Ciò che interessa osservare in questa sede è l’assoluta pochezza dell’odierna sinistra nell’eleggere la tesi bizzarra di una Giorgia Meloni nipotina morale di Benito Mussolini a idea forte dell’opposizione al Governo di centrodestra. È sconsolante che gli eredi di Enrico Berlinguer e di Giuseppe Dossetti non abbiano argomentazioni più solide a cui aggrapparsi. Ma tant’è. Davvero i compagni pensano che il problema dell’Italia di oggi sia il supposto martirio mediatico del “partigiano” Scurati? A sentire loro vi sarebbe un rischio per la tenuta democratica solo perché la signora Meloni – classe 1977 – non fa ogni mattina la dovuta abiura del fascismo e la contestuale professione di fede nell’antifascismo taumaturgico. Siamo al cospetto di uno di quei casi in cui la storia da dramma si trasforma in farsa. La sinistra, che per ottanta anni ha sequestrato il Paese rendendolo ostaggio della retorica resistenziale, pretende che la gente si convinca che un pericolo c’è ed è concreto. Per quanto ci riguarda, ancora attendiamo, tra il curioso e il divertito, di vedere ricomparire le camicie nere ad affollare i bivacchi nelle piazze di Roma.
Fuori d’ironia, la verità – tristissima – è che assistiamo da qualche decennio all’esaurimento della spinta propulsiva dell’ideologia marxista, nelle sue declinazioni socialista e comunista. Tragicamente fallita l’utopia della dittatura del proletariato – ma anche quella “soft” legata alla via riformista alla conquista dell’egemonia da parte della classe operaia – alla sinistra internazionale non è rimasto nulla da offrire alle osannate masse se non poco convinti vaneggiamenti sull’espansione illimitata della sfera dei diritti civili e una confusa retorica ambientalista impastata con le ceneri dell’utopia luddista del XIX secolo nell’Inghilterra della rivoluzione industriale e la mitologia mistificatoria sulla decrescita felice del padre fondatore della bioeconomia, Nicholas Georgescu-Roegen, concepita negli anni Settanta del secolo scorso.

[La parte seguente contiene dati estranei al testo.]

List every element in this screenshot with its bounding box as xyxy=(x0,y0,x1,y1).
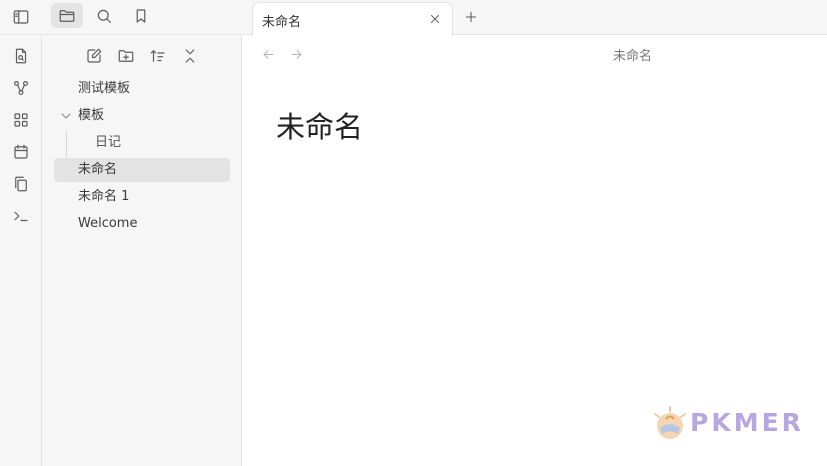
file-item[interactable]: 测试模板 xyxy=(78,77,130,101)
pkmer-logo-text: PKMER xyxy=(690,408,804,437)
sidebar-toggle-icon[interactable] xyxy=(9,5,33,29)
terminal-icon[interactable] xyxy=(9,204,33,228)
search-icon[interactable] xyxy=(92,4,116,28)
bookmark-icon[interactable] xyxy=(129,4,153,28)
arrow-left-icon[interactable] xyxy=(259,45,277,63)
file-item[interactable]: 日记 xyxy=(95,131,121,155)
folder-item[interactable]: 模板 xyxy=(78,104,104,128)
sidebar-header xyxy=(0,0,242,35)
file-item-label: 日记 xyxy=(95,135,122,150)
folder-item-label: 模板 xyxy=(78,108,105,123)
file-item-active[interactable]: 未命名 xyxy=(54,158,230,182)
sort-icon[interactable] xyxy=(146,44,170,68)
document-title[interactable]: 未命名 xyxy=(276,104,363,146)
calendar-icon[interactable] xyxy=(9,140,33,164)
graph-icon[interactable] xyxy=(9,76,33,100)
indent-guide xyxy=(66,131,67,157)
arrow-right-icon[interactable] xyxy=(287,45,305,63)
blocks-icon[interactable] xyxy=(9,108,33,132)
tab-label: 未命名 xyxy=(262,15,302,30)
plus-icon[interactable] xyxy=(461,7,481,27)
file-item-label: 未命名 xyxy=(78,162,118,177)
tab-untitled[interactable]: 未命名 xyxy=(252,2,453,36)
file-item-label: 测试模板 xyxy=(78,81,131,96)
folder-icon[interactable] xyxy=(51,3,83,28)
file-explorer-sidebar xyxy=(42,0,242,466)
file-item-label: Welcome xyxy=(78,216,138,231)
file-item[interactable]: 未命名 1 xyxy=(78,185,129,209)
new-note-icon[interactable] xyxy=(82,44,106,68)
close-icon[interactable] xyxy=(426,10,444,28)
pkmer-logo: PKMER xyxy=(650,404,810,444)
view-header-title[interactable]: 未命名 xyxy=(560,45,705,64)
new-folder-icon[interactable] xyxy=(114,44,138,68)
left-ribbon xyxy=(0,0,42,466)
file-item[interactable]: Welcome xyxy=(78,212,137,236)
copy-icon[interactable] xyxy=(9,172,33,196)
file-search-icon[interactable] xyxy=(9,44,33,68)
collapse-icon[interactable] xyxy=(178,44,202,68)
file-item-label: 未命名 1 xyxy=(78,189,130,204)
pkmer-logo-icon xyxy=(654,406,686,439)
chevron-down-icon[interactable] xyxy=(58,108,74,124)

Troppo poco e posizioni troppo indigeste per essere accettate dalla maggioranza della popolazione come alternativa alla destra nella guida della nazione.
Ecco allora che riemerge dalle pieghe chiaroscurali di un passato tutt’altro che limpido l’evergreen della scriminante antifascista, il bollino blu con cui etichettare gli “eticamente superiori”, gli “Herrenmensch”, la razza padrona del nuovo mondo eretto sulla fluidità dei valori perenni, neanche fossero frutti da esporre in bella mostra sul banco delle verdure al mercato del divenire della Storia. La cosa bizzarra è che la sinistra creda talmente alla frottola del fascismo che incombe da dimenticare tutte le volte nelle quali in nome della difesa della libertà conculcata dai regimi antidemocratici ha provveduto a censurare chi non si allinea alla sua visione del mondo. In quei casi drammaticamente frequenti è rigorosamente vietato parlare di censura ma più appropriatamente di scelte per il bene dell’umanità.
Ed è così che si finisce nel ridicolo. Scurati denuncia la censura subìta. Ma dov’era lui e dove erano i cantori “antifa” quando alla ministra Eugenia Roccella veniva fisicamente impedito dalle attiviste di Extinction Rebellion e di “Non una di meno” di presentare una sua pubblicazione al Salone del libro di Torino? Era il 2023, non il 1923. Per non dire di Daniele Capezzone, mite intellettuale liberale con un debole per i gatti e per le buone idee, a cui è stata inibita la presentazione del suo libro Bomba a orologeria all’Università La Sapienza da un manipolo di scalmanati che urlavano “fuori i fascisti dall’università”. E che dire della costante censura vissuta per decenni dall’editoria di destra per mano della sinistra che ha imposto la sua egemonia culturale al Paese, a scorno di una politica della Prima e delle Seconda Repubblica che ha consentito al mainstream progressista di penetrare le casematte del potere delle idee e di occuparle manu militari?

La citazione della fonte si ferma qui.